“En gastronomía, crecer no es abrir más locales; es construir estructura. Sin estructura financiera, el crecimiento es frágil.”
Con esta premisa, el empresario costarricense Pedro Soto Mena impulsa en el país un modelo empresarial poco común en el sector gastronómico nacional: la consolidación de marcas bajo una estructura corporativa integrada.
En una industria donde muchos emprendimientos priorizan la expansión acelerada, Soto sostiene que el crecimiento debe sustentarse en bases financieras sólidas y en estructuras corporativas capaces de garantizar rentabilidad y sostenibilidad en el largo plazo.
A través de su holding, SGC Capital, ha promovido la consolidación y desarrollo de diversas marcas gastronómicas en Costa Rica, aplicando un modelo enfocado en eficiencia operativa, disciplina financiera y creación de valor sostenible. Bajo esta visión, el holding integra conceptos como Tsunami Sushi, Fogo Resort, Fogo Rodizio, Ponte Vecchio Ristorante, The Surfer House y Graffiti Wine Bistro, que operan dentro de una misma plataforma empresarial orientada a optimizar recursos, fortalecer el control financiero y mejorar la rentabilidad.
Soto advierte que crecer sin una estructura adecuada puede debilitar las operaciones y comprometer la estabilidad financiera. Por ello, promueve un enfoque basado en consolidación, profesionalización operativa y fortalecimiento patrimonial como base para escalar de forma rentable en un mercado cada vez más competitivo.
Como parte de esta visión, identifica tres ejes clave para el crecimiento sostenible en el sector gastronómico:
El primero es la consolidación de marcas bajo una estructura corporativa integrada, lo que permite optimizar recursos, generar economías de escala y ejercer un control financiero más riguroso, en contraste con el modelo tradicional de operaciones independientes.
El segundo eje es la profesionalización operativa, mediante la implementación de indicadores de desempeño, estandarización de procesos y control sistemático de costos, factores que contribuyen a mejorar la eficiencia y fortalecer la sostenibilidad financiera.
El tercer eje es el fortalecimiento de la estructura de capital, mediante una combinación de financiamiento bancario, inversión privada y desarrollo de activos inmobiliarios, lo que permite reducir la exposición al riesgo y construir una base patrimonial que respalde el crecimiento del grupo.
Como complemento a esta estrategia, Soto también ha impulsado inversiones inmobiliarias vinculadas a sus operaciones, aportando mayor estabilidad financiera y consolidando una plataforma empresarial con visión de largo plazo.
“El EBITDA es más importante que el volumen”, afirma Soto, en referencia al indicador financiero que mide la rentabilidad operativa del negocio.
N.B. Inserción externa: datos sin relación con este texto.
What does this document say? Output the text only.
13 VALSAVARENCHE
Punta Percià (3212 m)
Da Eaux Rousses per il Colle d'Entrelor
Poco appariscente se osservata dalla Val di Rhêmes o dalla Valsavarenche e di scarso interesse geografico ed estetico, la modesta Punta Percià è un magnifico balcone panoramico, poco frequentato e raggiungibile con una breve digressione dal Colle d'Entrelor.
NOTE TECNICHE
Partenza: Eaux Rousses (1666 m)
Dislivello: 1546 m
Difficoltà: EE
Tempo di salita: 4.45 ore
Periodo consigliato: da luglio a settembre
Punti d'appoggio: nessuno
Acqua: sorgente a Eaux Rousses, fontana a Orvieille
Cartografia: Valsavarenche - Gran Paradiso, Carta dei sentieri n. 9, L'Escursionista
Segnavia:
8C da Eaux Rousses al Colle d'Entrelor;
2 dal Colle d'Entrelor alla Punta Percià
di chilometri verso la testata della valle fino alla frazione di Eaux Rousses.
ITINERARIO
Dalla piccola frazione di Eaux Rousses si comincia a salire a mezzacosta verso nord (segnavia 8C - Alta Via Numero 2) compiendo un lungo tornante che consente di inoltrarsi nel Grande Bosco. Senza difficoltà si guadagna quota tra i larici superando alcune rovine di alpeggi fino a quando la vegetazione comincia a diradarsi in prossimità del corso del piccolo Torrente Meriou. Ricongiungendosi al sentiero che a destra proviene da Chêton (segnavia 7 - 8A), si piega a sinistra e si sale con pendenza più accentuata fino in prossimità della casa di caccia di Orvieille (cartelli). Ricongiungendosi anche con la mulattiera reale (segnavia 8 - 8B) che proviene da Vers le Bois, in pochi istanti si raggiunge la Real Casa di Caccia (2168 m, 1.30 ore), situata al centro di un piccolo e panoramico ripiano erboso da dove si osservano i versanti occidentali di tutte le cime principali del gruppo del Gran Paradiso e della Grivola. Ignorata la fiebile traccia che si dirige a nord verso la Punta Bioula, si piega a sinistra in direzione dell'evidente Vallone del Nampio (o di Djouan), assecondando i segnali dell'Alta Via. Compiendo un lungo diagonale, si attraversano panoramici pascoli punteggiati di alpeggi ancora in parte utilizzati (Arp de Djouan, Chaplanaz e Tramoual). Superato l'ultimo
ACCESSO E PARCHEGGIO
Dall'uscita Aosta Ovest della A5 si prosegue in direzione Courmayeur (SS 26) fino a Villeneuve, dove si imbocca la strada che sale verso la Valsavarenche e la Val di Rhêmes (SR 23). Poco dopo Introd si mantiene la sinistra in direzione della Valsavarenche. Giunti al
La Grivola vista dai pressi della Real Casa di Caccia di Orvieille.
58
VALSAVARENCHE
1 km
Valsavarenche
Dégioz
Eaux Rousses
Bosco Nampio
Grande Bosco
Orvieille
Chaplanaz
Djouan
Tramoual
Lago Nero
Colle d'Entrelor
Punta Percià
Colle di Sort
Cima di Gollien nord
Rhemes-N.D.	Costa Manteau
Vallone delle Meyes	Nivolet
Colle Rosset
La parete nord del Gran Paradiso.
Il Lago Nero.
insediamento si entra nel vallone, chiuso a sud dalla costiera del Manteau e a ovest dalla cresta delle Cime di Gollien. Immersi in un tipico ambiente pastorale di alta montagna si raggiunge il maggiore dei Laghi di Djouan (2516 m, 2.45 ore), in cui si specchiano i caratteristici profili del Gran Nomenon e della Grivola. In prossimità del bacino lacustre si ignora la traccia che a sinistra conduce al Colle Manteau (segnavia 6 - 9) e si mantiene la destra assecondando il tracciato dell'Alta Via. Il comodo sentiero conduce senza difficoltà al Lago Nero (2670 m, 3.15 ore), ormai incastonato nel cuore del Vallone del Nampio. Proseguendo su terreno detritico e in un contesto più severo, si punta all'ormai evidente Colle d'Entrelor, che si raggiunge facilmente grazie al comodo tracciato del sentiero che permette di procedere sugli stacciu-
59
Desde su perspectiva, priorizar la rentabilidad sobre la expansión acelerada es clave para garantizar la sostenibilidad y el crecimiento sólido de las marcas.
El empresario considera que el futuro de la industria gastronómica apunta hacia modelos más estructurados y profesionalizados, donde el enfoque trasciende la operación individual de restaurantes y se orienta hacia la construcción de plataformas corporativas capaces de integrar, optimizar y escalar marcas bajo criterios financieros sólidos.
Este enfoque refleja una evolución progresiva en el sector gastronómico costarricense, donde comienza a consolidarse un modelo empresarial más orientado a la eficiencia, la rentabilidad estructural y la creación de valor sostenible en el largo plazo.